他人の商標登録を防ぐ方法はありますか?|情報提供・異議申立
そのため、商標審査基準を満たしていない商標は、基本的には登録されません。
商標登録出願ではまず、商品の出所を示して、ほかの商品と区別できる、標識としての機能を果たしているかが問われます。
他の企業の商品やサービスと区別しにくいような商標や、すでに登録されている商標と同一、または類似した商標は登録できません。
また、公共性が強く特定の個人や団体が独占することが妥当ではない、公序良俗に反するなど、あらかじめ商標登録できないと定められている「不登録事由」に該当すると判断されれば、拒絶されます。
しかし、いかに特許庁の審査官といえども、すでに同一、または類似した商標登録がされているのを見落とすこともあり得ます。
そして「不登録事由」に該当するか否かグレーゾーンにある商標に関しては、必ずしも拒絶されるわけではありません。
万一、商標としてふさわしくないものが商標登録され、その権利を特定の個人や企業が独占することになれば、産業の発展を阻害する原因ともなりかねません。
そこで、「その商標は、登録すべきではない」とする理由のある商標登録を阻止できる、「異議申立(登録異議の申し立て)」や「情報提供」といった制度が設けられているのです。
異議申立と無効審判
誰かが出願している商標が登録されると、特許庁が発行している「商標公報」に掲載されます。
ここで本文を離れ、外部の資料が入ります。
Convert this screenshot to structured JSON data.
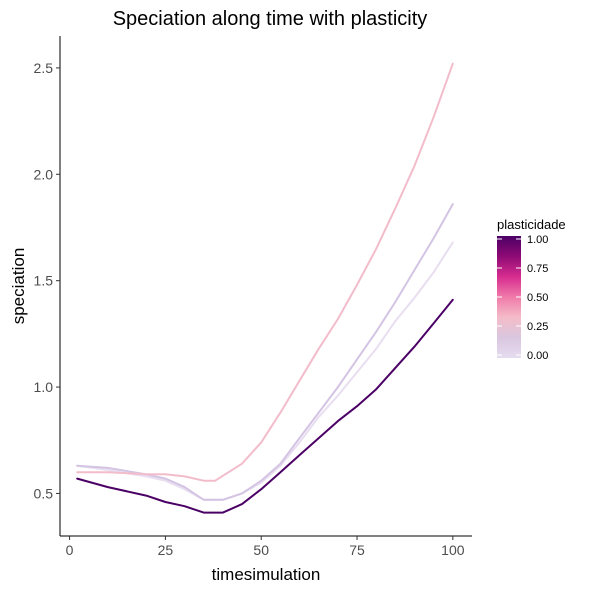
{
  "chart_data": {
    "type": "line",
    "title": "Speciation along time with plasticity",
    "xlabel": "timesimulation",
    "ylabel": "speciation",
    "xlim": [
      -2.5,
      105
    ],
    "ylim": [
      0.3,
      2.65
    ],
    "xticks": [
      0,
      25,
      50,
      75,
      100
    ],
    "xtick_labels": [
      "0",
      "25",
      "50",
      "75",
      "100"
    ],
    "yticks": [
      0.5,
      1.0,
      1.5,
      2.0,
      2.5
    ],
    "ytick_labels": [
      "0.5",
      "1.0",
      "1.5",
      "2.0",
      "2.5"
    ],
    "grid": false,
    "legend": {
      "title": "plasticidade",
      "placement": "right",
      "type": "continuous-colorbar",
      "range": [
        0,
        1
      ],
      "ticks": [
        0,
        0.25,
        0.5,
        0.75,
        1
      ],
      "tick_labels": [
        "0.00",
        "0.25",
        "0.50",
        "0.75",
        "1.00"
      ],
      "colors": [
        "#e6dcef",
        "#d9c7e0",
        "#f4bcc8",
        "#f07aa9",
        "#d72c8f",
        "#8e0a74",
        "#4b0066"
      ]
    },
    "series": [
      {
        "plasticidade": 0.0,
        "color": "#e8def0",
        "x": [
          2,
          10,
          20,
          25,
          30,
          35,
          40,
          45,
          50,
          55,
          60,
          65,
          70,
          75,
          80,
          85,
          90,
          95,
          100
        ],
        "y": [
          0.63,
          0.61,
          0.58,
          0.56,
          0.52,
          0.47,
          0.47,
          0.5,
          0.55,
          0.63,
          0.74,
          0.86,
          0.96,
          1.07,
          1.18,
          1.31,
          1.42,
          1.54,
          1.68
        ]
      },
      {
        "plasticidade": 0.1,
        "color": "#d4c4e3",
        "x": [
          2,
          10,
          20,
          25,
          30,
          35,
          40,
          45,
          50,
          55,
          60,
          65,
          70,
          75,
          80,
          85,
          90,
          95,
          100
        ],
        "y": [
          0.63,
          0.62,
          0.59,
          0.57,
          0.53,
          0.47,
          0.47,
          0.5,
          0.56,
          0.64,
          0.76,
          0.88,
          1.0,
          1.13,
          1.26,
          1.4,
          1.55,
          1.7,
          1.86
        ]
      },
      {
        "plasticidade": 0.25,
        "color": "#f2bccb",
        "x": [
          2,
          10,
          20,
          25,
          30,
          35,
          38,
          45,
          50,
          55,
          60,
          65,
          70,
          75,
          80,
          85,
          90,
          95,
          100
        ],
        "y": [
          0.6,
          0.6,
          0.59,
          0.59,
          0.58,
          0.56,
          0.56,
          0.64,
          0.74,
          0.88,
          1.03,
          1.18,
          1.32,
          1.48,
          1.65,
          1.84,
          2.04,
          2.27,
          2.52
        ]
      },
      {
        "plasticidade": 1.0,
        "color": "#4b0066",
        "x": [
          2,
          10,
          20,
          25,
          30,
          35,
          40,
          45,
          50,
          55,
          60,
          65,
          70,
          75,
          80,
          85,
          90,
          95,
          100
        ],
        "y": [
          0.57,
          0.53,
          0.49,
          0.46,
          0.44,
          0.41,
          0.41,
          0.45,
          0.52,
          0.6,
          0.68,
          0.76,
          0.84,
          0.91,
          0.99,
          1.09,
          1.19,
          1.3,
          1.41
        ]
      }
    ]
  }
}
公報には、商標権者の氏名・住所、商標登録出願番号、願書に記載した商標と指定商品(または役務)などが掲載され、どのような商標の商標権が、誰に認められたかを、世間一般に公示することになります。
この商標公報に掲載された2ヶ月以内であれば、商標法施行規則第12条に則る書式で作成された「異議申立書」を特許庁長官に提出して、商標登録にふさわしくない理由を申し立てることができます。
とはいえ異議申し立ての理由は、「個人的にふさわしくないと思う」では通じません。
すでに同一、または類似の登録商標がある、普通名称や慣用商標にあたる、商標登録の要件を満たしていない、など商標法に規定された正当な理由が必要です。
異議申立てを受けた商標は、3名または5名の審判官により審理が行われます。
そして、異議に理由があると判断されれば、登録取消の決定がなされます。
もし商標登録が取消となったばあいには、商標権者には、登録取り消しに対して反論する意見書を提出する機会が与えられています。
【無効審判】…すでに登録された商標登録に異議を申し立てる制度
異議申立の期間は、公示された日から2ヶ月と期間が決まっていますが、すでに登録済みの商標に対しても、無効にすべき理由があれば無効審判(商標登録の無効の審判)を請求することができます。
ただし、無効審判のばあいは誰でも請求できるわけではなく、請求者は商標権侵害で訴えられている、同一、または類似の商標で商売しようとしているなど、その商標登録の利害関係者に限られます。
情報提供
商標登録が公示、または登録されたあとに請求する、異議申立や無効審判。
対して「情報提供」は、「特許庁に係属している商標登録出願」、つまり商標登録出願中の申請に対して行われます。
この情報提供は、商標法ではなく、施行規則で運用として定められた制度です。
審査段階で、この商標は登録すべきでないという「参考情報」を、「刊行物等提出書」という書類にしてまとめ、特許庁の審査官に対して提供します。
手続きは無料で、商標登録出願人とビジネス上の付き合いなどがあり、情報提供者として名前を出したくないばあいは、匿名で提出することも可能です。
もし、自分のビジネスに関連して、大きく利益を損なうような商標が独占される恐れがある出願があれば、この情報提供を利用して、早めに対応することは決して損はないといえます。